Ghana's banking sector at risk: Over-subscription of govt bonds and high cash reserve ratios

A new report by Banking Consultant Dr. Richmond Atuahene and Data and Research Analyst Isaac Kofi Agyei has revealed a potential crisis brewing in Ghana's banking sector.

Banking Consultant Dr. Richmond Atuahene is one of the authors of the report.

The report, titled 'Thirsty Banks: Ghana's 2023 Challenge with High Cash Reserve Ratios,' highlights the excessive subscription of government bonds as a significant concern for many banks.

The report reveals that a substantial portion of commercial banks' total deposits, amounting to GH¢224 billion, has been allocated towards the acquisition of government bonds following the domestic debt exchange programme.

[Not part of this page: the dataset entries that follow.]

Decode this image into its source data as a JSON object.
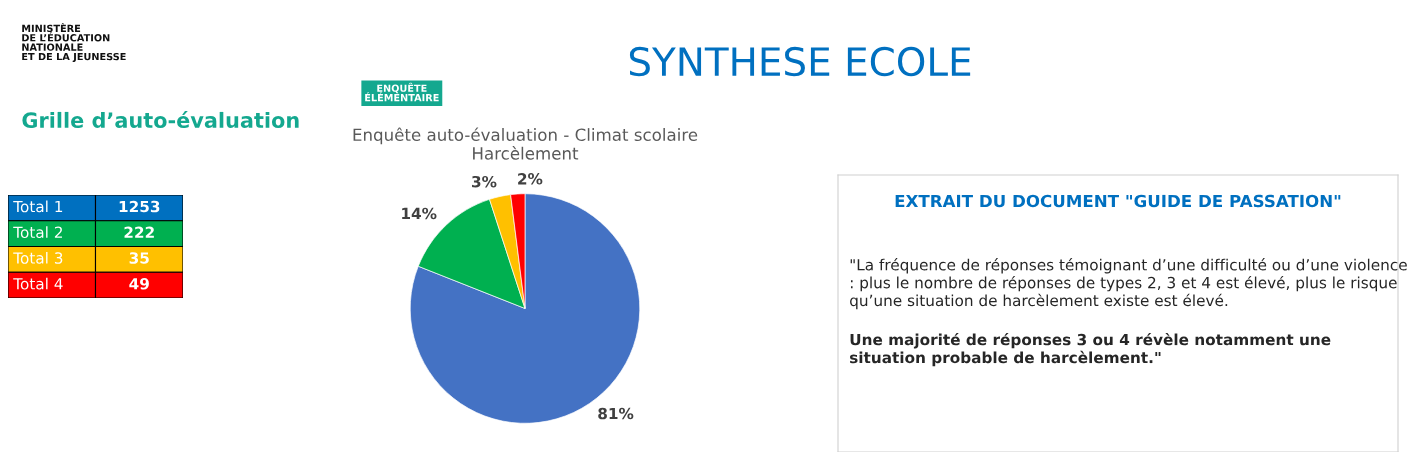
{
  "chart_data": [
    {
      "type": "other",
      "title": "SYNTHESE ECOLE",
      "annotations": [
        "MINISTÈRE\nDE L’ÉDUCATION\nNATIONALE\nET DE LA JEUNESSE",
        "Grille d’auto-évaluation",
        "ENQUÊTE\nÉLÉMENTAIRE"
      ]
    },
    {
      "type": "other",
      "categories": [
        "Total 1",
        "Total 2",
        "Total 3",
        "Total 4"
      ],
      "values": [
        1253,
        222,
        35,
        49
      ],
      "colors": [
        "#0070c0",
        "#00b050",
        "#ffc000",
        "#ff0000"
      ],
      "data_labels": true
    },
    {
      "type": "pie",
      "title": "Enquête auto-évaluation - Climat scolaire",
      "subtitle": "Harcèlement",
      "categories": [
        null,
        null,
        null,
        null
      ],
      "values": [
        81,
        14,
        3,
        2
      ],
      "colors": [
        "#4472c4",
        "#00b050",
        "#ffc000",
        "#ff0000"
      ],
      "value_labels": [
        "81%",
        "14%",
        "3%",
        "2%"
      ],
      "legend": false
    },
    {
      "type": "other",
      "title": "EXTRAIT DU DOCUMENT \"GUIDE DE PASSATION\"",
      "annotations": [
        "\"La fréquence de réponses témoignant d’une difficulté ou d’une violence : plus le nombre de réponses de types 2, 3 et 4 est élevé, plus le risque qu’une situation de harcèlement existe est élevé.",
        "Une majorité de réponses 3 ou 4 révèle notamment une situation probable de harcèlement.\""
      ]
    }
  ]
}
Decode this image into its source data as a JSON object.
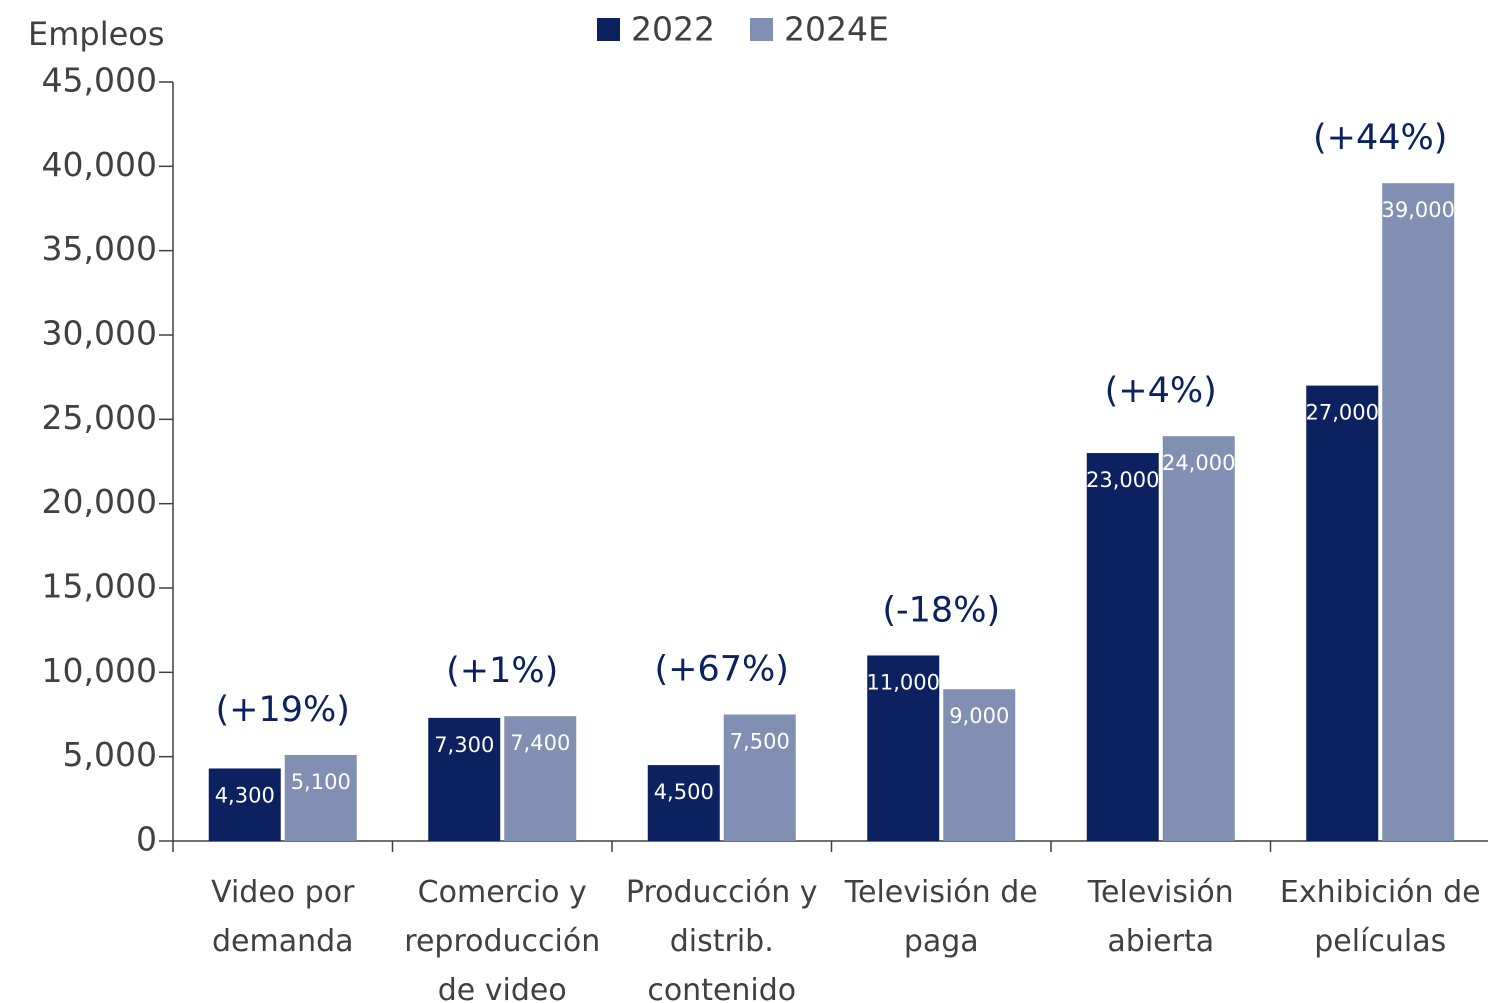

With a prolonged maturity period of these bonds set for 2031, banks face the risk of depleting their resources, leading to insufficient liquidity for day-to-day operations.

The authors of the report argue that the Bank of Ghana's new, higher Cash Reserve Ratios (CRR) do not factor in the restructured bonds held by commercial banks, primarily funded by depositors' money. This oversight could lead to a depletion of resources for many banks, causing them to become illiquid.


The report recommends that the Bank of Ghana should reconsider CRR reductions and mitigate Non-Performing Loans (NPL) to restore resilience and economic stability in the banking sector. The authors emphasize a balanced approach, urging BoG to factor in restructured bonds and mitigate NPL risks.

Furthermore, the report highlights the need for fiscal measures, including substantial budget cuts, to ease inflationary pressures and redirect credit to the private sector. This holistic strategy aims to restore banking sector resilience, promote economic stability, and foster sustainable growth in Ghana.

The report also highlights the urgent need for the Bank of Ghana to reconsider its policies to prevent a potential crisis in Ghana's banking sector.